Sorensen proposed a three-month moratorium on new construction, to give the council time to address this issue. However, City Attorney Laura McAloon noted that several steps need to be taken before the council could approve the move, including a public hearing.

McAloon also noted that if the council is concerned about design standards or other similar requirements, that issue would typically be addressed by the Pullman Planning Commission, not the council.

McAloon said she’ll prepare a presentation for the July 16 council meeting regaring the type of issues a temporary moratorium could address, and outlining the steps that must be taken before the council could approve the move.

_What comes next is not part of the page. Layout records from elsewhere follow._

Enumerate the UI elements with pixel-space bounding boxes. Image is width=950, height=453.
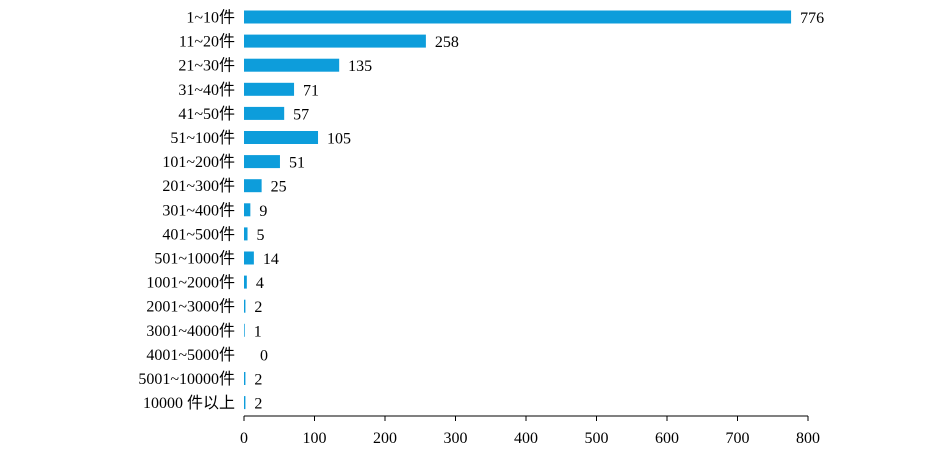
category-label: 11~20件 [179,33,235,51]
category-label: 10000 件以上 [143,394,235,412]
x-tick-label: 500 [585,430,609,447]
bar [244,106,285,120]
bar [244,179,262,193]
bar [244,299,246,313]
category-label: 51~100件 [170,129,235,147]
x-tick-label: 300 [444,430,468,447]
data-label: 105 [327,131,351,148]
bar [244,227,248,241]
bar [244,396,246,410]
x-tick-label: 0 [240,430,248,447]
data-label: 71 [303,82,319,99]
data-label: 9 [259,203,267,220]
data-label: 4 [256,275,264,292]
category-label: 5001~10000件 [138,370,235,388]
bar [244,131,319,144]
x-tick-label: 100 [303,430,327,447]
data-label: 776 [800,10,824,27]
x-tick-label: 400 [514,430,538,447]
bar [244,275,247,289]
bar [244,251,254,265]
category-label: 501~1000件 [154,250,235,268]
data-label: 25 [271,179,287,196]
bar [244,372,246,385]
category-label: 21~30件 [178,57,235,75]
data-label: 2 [254,299,262,316]
bar [244,34,426,48]
data-label: 2 [254,372,262,389]
data-label: 2 [254,396,262,413]
category-label: 4001~5000件 [146,346,235,364]
data-label: 57 [293,106,309,123]
bar [244,10,792,24]
data-label: 258 [435,34,459,51]
x-tick-label: 800 [796,430,820,447]
category-label: 201~300件 [162,177,235,195]
x-tick-label: 600 [655,430,679,447]
data-label: 0 [260,347,268,364]
data-label: 135 [348,58,372,75]
data-label: 1 [254,323,262,340]
bar [244,323,245,337]
category-label: 41~50件 [178,105,235,123]
data-label: 51 [289,155,305,172]
x-tick-label: 200 [373,430,397,447]
category-label: 3001~4000件 [146,322,235,340]
category-label: 2001~3000件 [146,298,235,316]
category-label: 301~400件 [162,201,235,219]
category-label: 31~40件 [178,81,235,99]
data-label: 14 [263,251,279,268]
bar [244,155,280,169]
x-tick-label: 700 [726,430,750,447]
category-label: 1~10件 [186,9,235,27]
category-label: 101~200件 [162,153,235,171]
bar [244,203,251,217]
category-label: 1001~2000件 [146,274,235,292]
bar [244,82,295,96]
bar [244,58,340,72]
category-label: 401~500件 [162,225,235,243]
data-label: 5 [257,227,265,244]
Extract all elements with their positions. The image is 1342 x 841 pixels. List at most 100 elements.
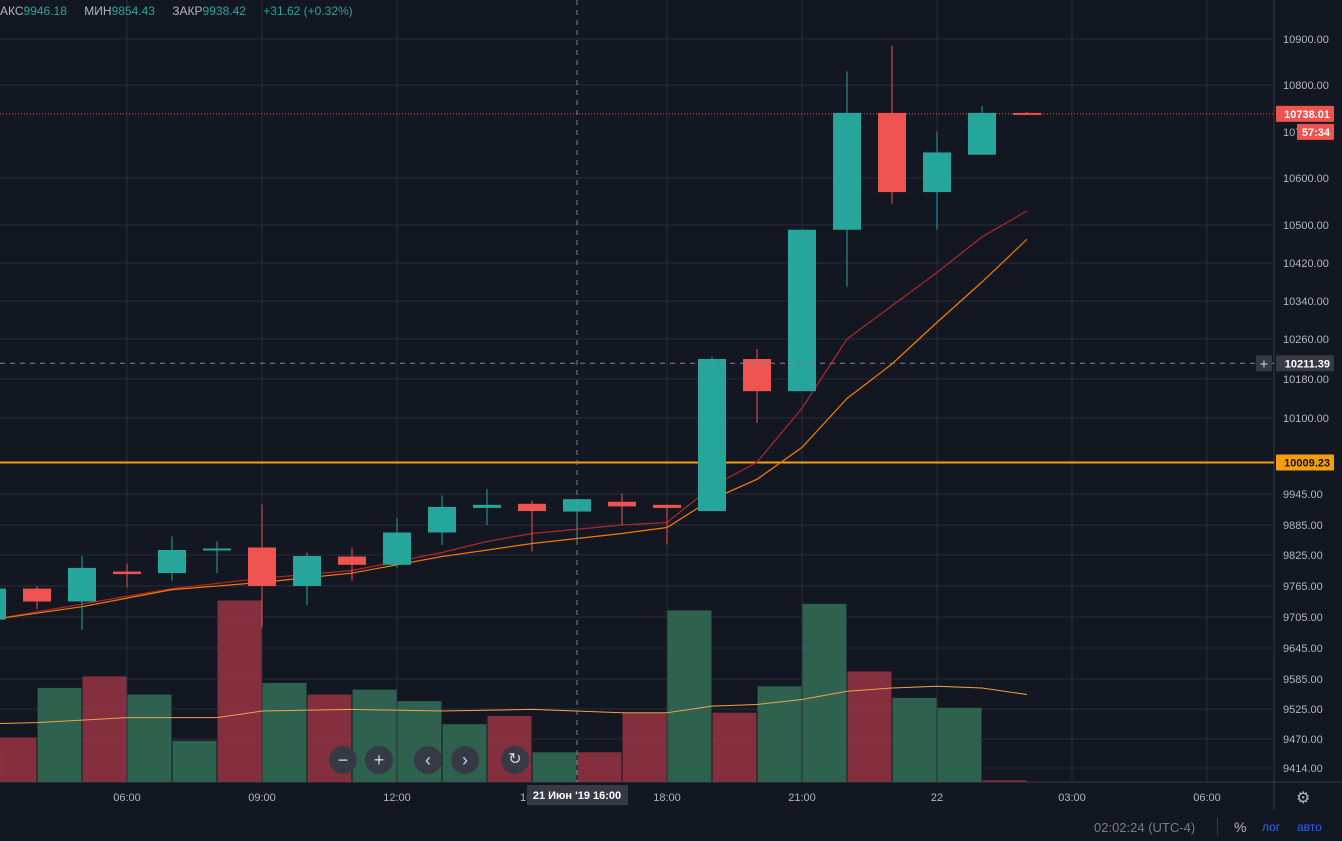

In other action Tuesday, the council held a public hearing on proposed changes in the 2019-20 Pullman Transit bus routes and schedule.

Transit Director Wayne Thompson said one of the more notable changes is adding two hours to the Dial-a-Ride schedule, increasing it from a six-hour shift to eight hours. Service to the Golden Hills neighborhood will also be moved from the Silver Route to the Paradise Route, to ease congestion on the latter.

No one from the public spoke during the hearing. The council will take action on the proposed changes during its July 16 meeting; if approved, they’ll take effect in mid-August.

The council also approved an increase in the city’s annual contribution to the Palouse Basin Aquifer Committee, from $20,000 per year to $27,000.

A similar increase is being requested from Moscow, Washington State University and the University of Idaho; Whitman and Latah counties will be asked to increase their contributions from $5,000 per year to $6,750.

The entities involved in the aquifer committee work cooperatively to ensure the long-term supply of potable water to the Palouse Basin region. The additional funding is needed to cover staff salaries and maintain healthy reserves.

The council also heard a presentation from McAloon regarding the ongoing negotiations with Whitman County regarding the cost and location of district court services.

The county has provided district court services in Pullman two days a week for the past several years. Misdemeanor and gross misdemeanor offenses brought by the city are a primary focus of the hearings, along with parking violations and other municipal infractions.

The hearings currently take place in the city hall council chambers. However, given the city’s plans to move into a new city hall facility next year, it’s unclear if district court services will continue to be provided in Pullman, or be shifted entirely to Colfax.

The two jurisdictions have been discussing the issue for months, including the related question of how much the city will pay for the services. The county says it costs $488,000 per year to provide the service, but McAloon said the city isn’t clear how that figure was calculated.

“So what we’ve been doing is having our police department statistician — using the data we have and that the court has — try to figure out what percentage of district court misdemeanor and gross misdemeanor cases are city tickets. We’re also looking at the disposition of those cases — what the outcome was, what the dismissal rate was — so we can help the county assign costs appropriately, rather than ballparking it.”

The county has also indicated it wants this issue resolved by Aug. 30. However, that’s the deadline for either party to withdraw from the agreement to hold district court hearings in the current council chambers. Since the city won’t be relocating until next year, McAloon said the real deadline for resolving this dispute is Aug. 30, 2020.